I can name a real-life example: in a local discord of about 100 people, Aella argued that the MBTI is better understood holistically under the framework of Jungian psychology, and that looking at the validity of each subtest (e.g. “E/I”, “N/S”, “”T/F”, “J/P”) is wrongly reductive. This is not just incorrect, it is the opposite of true; it fundamentally misunderstands what psychometric validity even is. I wrote a fairly long correction of this, but I am not sure anyone bothered to read it — most people will take what community leaders say at face value, because the mission statement of the ingroup of LessWrong is “people who are rational” and the thinking goes that someone who is rational, surely, would have taken care of this. (This was not at all the case.)
I don’t think further examples will help, but they are abundant throughout this sphere; there is a reason I spent 30 minutes of that audio debunking the pseudoscientific and even quasi-mystical beliefs common to Alexander Kruel’s sphere of influence.
I 100% agree.
From my perspective, the root of the problem is that we do not have clear boundaries for {rationality, Less Wrong, this kind of stuff}. Because if I tell you “hey, from my perspective Aella is not a community leader, and if she posted such claims on LW they would get downvoted”, on one hand, I sincerely mean it, and this was the reply I originally wanted to write; on the other hand, I would understand if that seemed like a motte-and-bailey definition of the rationalist community… whenever someone says something embarassing, we quickly redefine the rationalist community to mean “not this person, or at least not this specific embarassing statement”. Especially considering that Aella is known to many people in the rationalist community, and occasionally posts on Less Wrong (not about MBTI though).

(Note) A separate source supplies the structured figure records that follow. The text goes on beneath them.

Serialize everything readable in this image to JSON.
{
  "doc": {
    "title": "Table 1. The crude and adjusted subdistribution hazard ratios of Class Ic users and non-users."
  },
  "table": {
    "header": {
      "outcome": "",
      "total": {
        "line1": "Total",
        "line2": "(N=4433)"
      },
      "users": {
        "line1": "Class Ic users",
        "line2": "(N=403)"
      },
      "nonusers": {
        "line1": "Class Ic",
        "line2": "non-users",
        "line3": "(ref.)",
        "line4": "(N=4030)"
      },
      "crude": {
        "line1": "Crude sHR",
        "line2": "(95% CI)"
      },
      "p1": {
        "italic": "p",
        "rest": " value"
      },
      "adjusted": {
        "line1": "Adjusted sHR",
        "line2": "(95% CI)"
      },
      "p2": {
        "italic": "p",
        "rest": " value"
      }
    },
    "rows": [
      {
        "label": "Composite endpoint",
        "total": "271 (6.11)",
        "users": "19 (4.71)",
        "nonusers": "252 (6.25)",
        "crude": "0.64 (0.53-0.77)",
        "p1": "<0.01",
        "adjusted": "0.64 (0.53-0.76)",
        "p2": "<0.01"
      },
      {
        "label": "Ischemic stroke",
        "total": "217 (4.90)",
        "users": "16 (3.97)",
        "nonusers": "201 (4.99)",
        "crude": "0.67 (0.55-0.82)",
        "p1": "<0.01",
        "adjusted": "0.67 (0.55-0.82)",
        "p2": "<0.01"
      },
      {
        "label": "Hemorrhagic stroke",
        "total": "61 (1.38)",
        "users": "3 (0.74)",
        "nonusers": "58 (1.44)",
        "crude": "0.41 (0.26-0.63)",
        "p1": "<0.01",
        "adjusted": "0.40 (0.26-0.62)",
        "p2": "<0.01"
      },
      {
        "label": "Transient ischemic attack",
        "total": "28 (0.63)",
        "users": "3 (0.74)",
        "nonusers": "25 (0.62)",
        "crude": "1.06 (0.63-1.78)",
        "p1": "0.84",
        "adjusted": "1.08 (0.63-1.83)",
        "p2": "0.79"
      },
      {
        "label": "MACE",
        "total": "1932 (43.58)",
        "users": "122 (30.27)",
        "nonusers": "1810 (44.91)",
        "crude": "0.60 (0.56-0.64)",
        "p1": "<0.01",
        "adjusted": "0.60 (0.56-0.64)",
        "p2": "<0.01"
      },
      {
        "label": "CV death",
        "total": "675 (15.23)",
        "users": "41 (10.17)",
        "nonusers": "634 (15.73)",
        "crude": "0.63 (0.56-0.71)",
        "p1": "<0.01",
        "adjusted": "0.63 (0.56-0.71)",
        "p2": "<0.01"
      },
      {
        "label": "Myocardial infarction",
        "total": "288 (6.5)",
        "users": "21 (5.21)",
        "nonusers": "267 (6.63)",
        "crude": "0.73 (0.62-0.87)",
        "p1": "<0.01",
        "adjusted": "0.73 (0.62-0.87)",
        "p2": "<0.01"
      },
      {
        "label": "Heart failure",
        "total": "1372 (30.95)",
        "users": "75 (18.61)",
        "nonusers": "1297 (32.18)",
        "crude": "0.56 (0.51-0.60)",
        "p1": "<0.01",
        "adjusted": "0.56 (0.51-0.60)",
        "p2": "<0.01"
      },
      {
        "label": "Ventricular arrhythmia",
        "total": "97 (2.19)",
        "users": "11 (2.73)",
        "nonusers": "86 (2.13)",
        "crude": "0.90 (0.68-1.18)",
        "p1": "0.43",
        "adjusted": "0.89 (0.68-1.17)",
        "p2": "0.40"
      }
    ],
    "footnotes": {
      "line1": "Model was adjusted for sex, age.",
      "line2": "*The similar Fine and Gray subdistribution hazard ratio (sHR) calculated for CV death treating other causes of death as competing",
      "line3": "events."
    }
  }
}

I would more strongly object against associating LW with “quasi-mystical beliefs common to Alexander Kruel’s sphere of influence”. I mean, Alexander Kruel is like the #2 greatest hater of Less Wrong (the #1 place belongs to David Gerard), so it does not make any sense to me to blame his opinions on us.
Scott uses the term “rationalist-adjacent” for people who hang out with actual LW members and absorb some of their memes, but also disagree with them in many ways. So, from my perspective, “rationalist proper” is what is written on Less Wrong (both the articles and the comments), plus most of what Eliezer or Scott write on other places; and “rationalist adjacent” is the comment section of ACX, discord, meetups, etc., including Aella (and also—although I hate to admit it—Alexander Kruel).

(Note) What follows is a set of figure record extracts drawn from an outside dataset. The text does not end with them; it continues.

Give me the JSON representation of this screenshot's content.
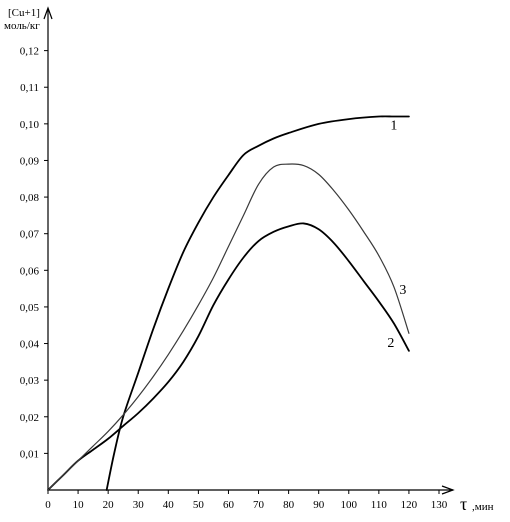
{
  "chart_data": {
    "type": "line",
    "title": "",
    "xlabel_symbol": "τ",
    "xlabel_unit": ",мин",
    "ylabel_top": "[Cu+1]",
    "ylabel_unit": "моль/кг",
    "xlim": [
      0,
      130
    ],
    "ylim": [
      0,
      0.13
    ],
    "grid": false,
    "xticks": [
      0,
      10,
      20,
      30,
      40,
      50,
      60,
      70,
      80,
      90,
      100,
      110,
      120,
      130
    ],
    "xtick_labels": [
      "0",
      "10",
      "20",
      "30",
      "40",
      "50",
      "60",
      "70",
      "80",
      "90",
      "100",
      "110",
      "120",
      "130"
    ],
    "yticks": [
      0.01,
      0.02,
      0.03,
      0.04,
      0.05,
      0.06,
      0.07,
      0.08,
      0.09,
      0.1,
      0.11,
      0.12
    ],
    "ytick_labels": [
      "0,01",
      "0,02",
      "0,03",
      "0,04",
      "0,05",
      "0,06",
      "0,07",
      "0,08",
      "0,09",
      "0,10",
      "0,11",
      "0,12"
    ],
    "series": [
      {
        "name": "1",
        "color": "#000000",
        "x": [
          19.5,
          22,
          25,
          30,
          35,
          40,
          45,
          50,
          55,
          60,
          65,
          70,
          75,
          80,
          90,
          100,
          110,
          115,
          120
        ],
        "y": [
          0,
          0.01,
          0.02,
          0.032,
          0.044,
          0.055,
          0.065,
          0.073,
          0.08,
          0.086,
          0.0915,
          0.094,
          0.096,
          0.0975,
          0.1,
          0.1013,
          0.102,
          0.102,
          0.102
        ]
      },
      {
        "name": "2",
        "color": "#000000",
        "x": [
          0,
          5,
          10,
          15,
          20,
          25,
          30,
          35,
          40,
          45,
          50,
          55,
          60,
          65,
          70,
          75,
          80,
          85,
          90,
          95,
          100,
          105,
          110,
          115,
          120
        ],
        "y": [
          0,
          0.004,
          0.008,
          0.011,
          0.014,
          0.0175,
          0.021,
          0.025,
          0.0295,
          0.035,
          0.042,
          0.0505,
          0.0575,
          0.0635,
          0.068,
          0.0705,
          0.072,
          0.0728,
          0.0712,
          0.0675,
          0.0625,
          0.057,
          0.0515,
          0.0455,
          0.038
        ]
      },
      {
        "name": "3",
        "color": "#3a3a3a",
        "x": [
          0,
          5,
          10,
          15,
          20,
          25,
          30,
          35,
          40,
          45,
          50,
          55,
          60,
          65,
          70,
          75,
          80,
          85,
          90,
          95,
          100,
          105,
          110,
          115,
          120
        ],
        "y": [
          0,
          0.004,
          0.008,
          0.012,
          0.016,
          0.0205,
          0.0255,
          0.031,
          0.037,
          0.0435,
          0.0505,
          0.058,
          0.0665,
          0.075,
          0.0835,
          0.0882,
          0.089,
          0.0886,
          0.0862,
          0.0818,
          0.0765,
          0.0705,
          0.064,
          0.0555,
          0.0428
        ]
      }
    ],
    "curve_labels": [
      {
        "text": "1",
        "x": 115,
        "y": 0.0985
      },
      {
        "text": "2",
        "x": 114,
        "y": 0.039
      },
      {
        "text": "3",
        "x": 118,
        "y": 0.0535
      }
    ]
  }
}
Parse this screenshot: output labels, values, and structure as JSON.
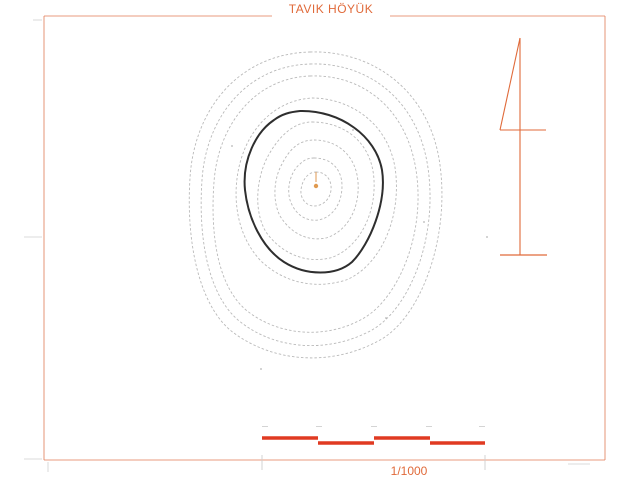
{
  "map": {
    "title": "TAVIK HÖYÜK",
    "scale_text": "1/1000",
    "colors": {
      "frame": "#e07a55",
      "title": "#e06a3a",
      "contour": "#b9b9b9",
      "index_contour": "#2e2e2e",
      "scale_bar": "#e03a22",
      "north_arrow": "#e06a3a",
      "summit": "#e09a50"
    },
    "icons": {
      "north_arrow": "north-arrow-icon",
      "summit_marker": "summit-marker-icon"
    },
    "contours": {
      "count": 9,
      "index_contour_rank": 4
    },
    "scale_bar": {
      "segments": 4
    }
  }
}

I agree that the “rationalist adjacent” sphere is full of pseudoscientific bullshit. Not sure if strictly worse, but definitely not better than Malcolm Gladwell. :(
I am not sure what to do about this. I am pretty sure that many other communities have a similar problem, too. You have a few “hardcore members”, and then you have many people who enjoy hanging out with them… how should you properly explain that “these things are popular among the people who hang out with us, but they are actually not popular among the hardcore members”?

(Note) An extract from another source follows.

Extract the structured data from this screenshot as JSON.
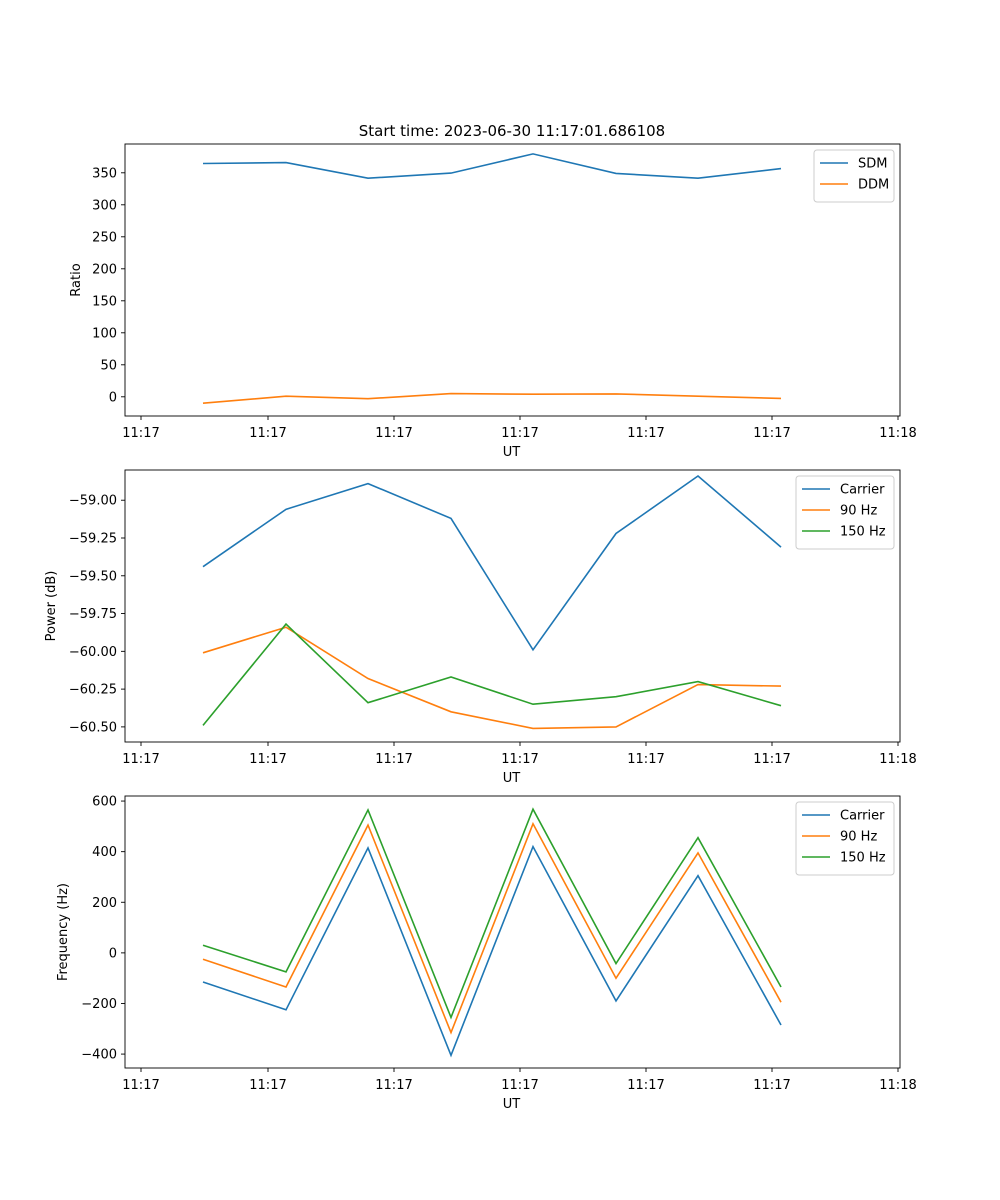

It seems to me that people who enjoy reading the { Gladwell, Taleb, Arieli, Kahneman… } genre seem usually happy when they find Less Wrong. It is yet another source of insight porn they can add to their collection and expand their vocabulary with. The only problem is the intolerance of Less Wrong against some ideas (such as religion), but this is not a problem if you simply cherry-pick the parts you like. Those people usually do not identify as rationalists.
Now we would need a nice way to signal that certain forum is full of people familiar with the rationalist memes, but despite that, most of them are not rationalists. Such as the ACX comment section, and probably the discord you mentioned.